Las vigas del piso rechinaron a pesar de la lentitud con la que se movía y, en la cocina, abrió la placa de un estante, comió un bocado de pan, respiró aliviada y vio al costado un candil de mano con una vela que ya estaba casi derretida. Así, fue a otro de los anaqueles, cogió una vela de cera nueva, la cambió por la otra que se estaba deshaciendo con el calor de la efímera llamita y, sujetando aquel diminuto candelero con dos dedos de su mano, caminó al cuarto de Natalia y Oscar para luego abrir la puerta y verlos allí dormidos.

Los dos estaban durmiendo sobre la cama e incluso se escuchaba el ronquido de Oscar mientras se veía a la mujer con una almohada cubriéndole el rostro. Así, la dama entró con delicadeza, deslizó la cortina para que la luz de la luna iluminase un poco más el ambiente y, tomando asiento al extremo de la cama, les tocó sus pies y los despertó.

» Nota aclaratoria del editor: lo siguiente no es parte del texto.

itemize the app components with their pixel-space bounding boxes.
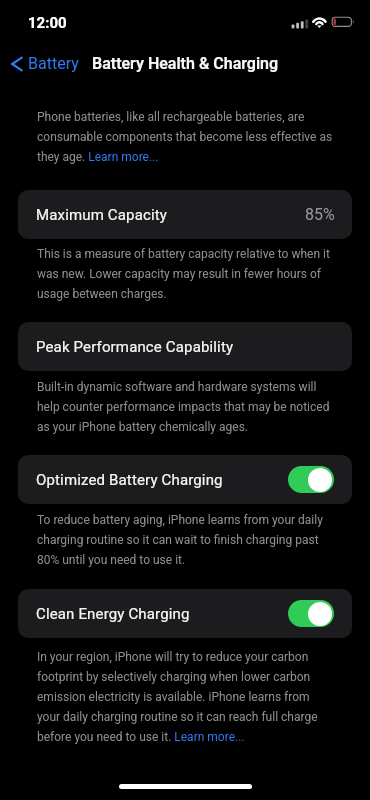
staticText: Clean Energy Charging [36,605,190,623]
button[interactable]: Peak Performance Capability [18,322,352,371]
staticText: Battery Health & Charging [92,54,279,73]
button[interactable]: Optimized Battery Charging [18,455,352,504]
button[interactable]: Maximum Capacity [18,190,352,239]
staticText: Built-in dynamic software and hardware s… [37,380,334,434]
button[interactable]: Toggle on [288,600,334,627]
staticText: Phone batteries, like all rechargeable b… [37,110,334,164]
staticText: 12:00 [28,14,67,32]
button[interactable]: Toggle on [288,466,334,493]
button[interactable]: Clean Energy Charging [18,589,352,638]
button[interactable]: Back to Battery [4,50,87,77]
staticText: This is a measure of battery capacity re… [37,247,334,301]
staticText: Optimized Battery Charging [36,471,223,489]
staticText: 85% [305,205,335,224]
staticText: To reduce battery aging, iPhone learns f… [37,513,334,567]
staticText: Maximum Capacity [36,206,168,224]
staticText: In your region, iPhone will try to reduc… [37,650,334,744]
staticText: Battery [28,54,79,73]
staticText: Peak Performance Capability [36,338,234,356]
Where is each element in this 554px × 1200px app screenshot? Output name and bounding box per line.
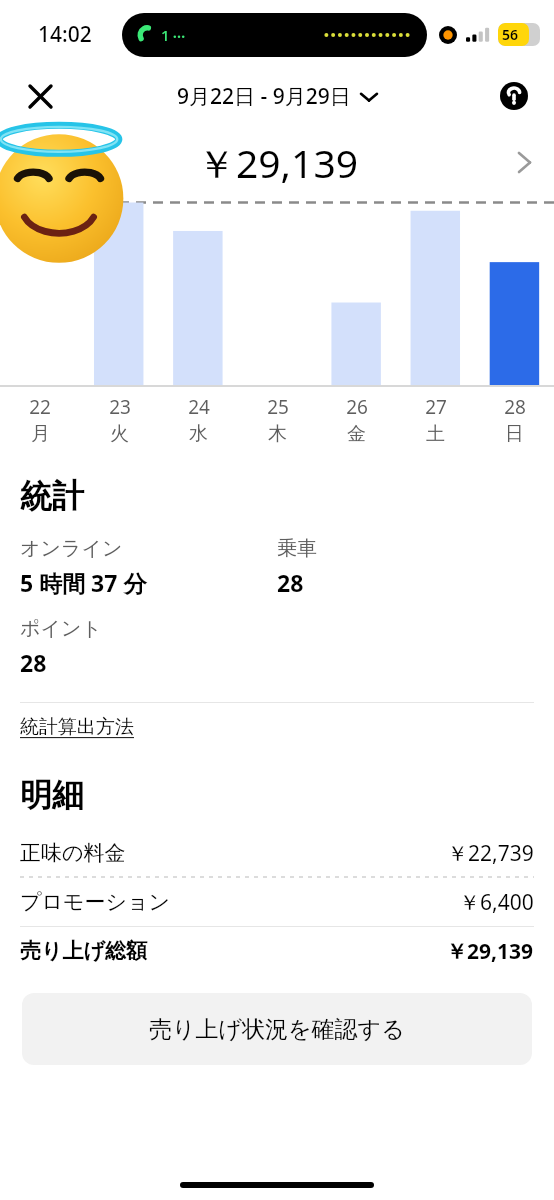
- staticText: 明細: [20, 775, 84, 815]
- staticText: 売り上げ状況を確認する: [149, 1015, 405, 1044]
- staticText: 5 時間 37 分: [20, 567, 147, 598]
- staticText: 28: [277, 567, 304, 598]
- staticText: 22: [29, 394, 51, 420]
- button[interactable]: 24: [159, 394, 238, 446]
- staticText: 27: [425, 394, 447, 420]
- staticText: ポイント: [20, 616, 102, 641]
- staticText: 26: [346, 394, 368, 420]
- button[interactable]: 正味の料金: [20, 829, 534, 877]
- staticText: ￥29,139: [197, 136, 358, 189]
- button[interactable]: 9月22日 - 9月29日: [177, 82, 377, 111]
- staticText: オンライン: [20, 536, 123, 561]
- staticText: 火: [110, 422, 129, 446]
- staticText: 日: [505, 422, 524, 446]
- staticText: 56: [502, 25, 519, 44]
- button[interactable]: 22: [0, 394, 80, 446]
- button[interactable]: ￥29,139: [0, 124, 554, 200]
- staticText: 木: [268, 422, 287, 446]
- staticText: 金: [347, 422, 366, 446]
- button[interactable]: プロモーション: [20, 878, 534, 926]
- staticText: ￥6,400: [459, 888, 534, 917]
- button[interactable]: 27: [396, 394, 475, 446]
- staticText: 正味の料金: [20, 840, 126, 866]
- staticText: 統計: [20, 476, 84, 516]
- staticText: 1: [161, 25, 170, 45]
- staticText: 28: [20, 647, 47, 678]
- staticText: ￥22,739: [447, 839, 534, 868]
- button[interactable]: 23: [80, 394, 159, 446]
- staticText: 土: [426, 422, 445, 446]
- staticText: 乗車: [277, 536, 317, 561]
- button[interactable]: Help: [492, 74, 536, 118]
- button[interactable]: 統計算出方法: [20, 715, 134, 739]
- button[interactable]: Close: [16, 72, 64, 120]
- button[interactable]: 26: [317, 394, 396, 446]
- button[interactable]: 売り上げ状況を確認する: [22, 993, 532, 1065]
- staticText: ￥29,139: [446, 937, 534, 966]
- button[interactable]: 25: [238, 394, 317, 446]
- staticText: 23: [109, 394, 131, 420]
- staticText: 9月22日 - 9月29日: [177, 82, 351, 111]
- staticText: 月: [31, 422, 50, 446]
- staticText: 水: [189, 422, 208, 446]
- staticText: 25: [267, 394, 289, 420]
- staticText: プロモーション: [20, 889, 170, 915]
- staticText: 28: [504, 394, 526, 420]
- staticText: 売り上げ総額: [20, 938, 147, 964]
- staticText: 24: [188, 394, 210, 420]
- staticText: 14:02: [38, 20, 92, 49]
- button[interactable]: 28: [475, 394, 554, 446]
- button[interactable]: 売り上げ総額: [20, 927, 534, 975]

—Mi niña… —susurró Natalia al despertarse.

—¡Oh, Ava! —exclamó el hombre—. ¿Estás bien? Con tu madre lo lamentamos mucho, te pedimos perdón si fuimos bruscos al decirte la verdad.

—No hablen más, por favor —les pidió ella con delicadeza—. Siento haberme ido así, comprendo lo que hicieron y estoy totalmente agradecida. ¡Siempre fueron y serán mis padres! Los amo y los amaré… Gracias —concluyó rompiendo en llanto al tiempo que ellos se sentaban en la cama y le daban un fuerte abrazo—. Los quiero mucho, son los mejores padres que podría tener.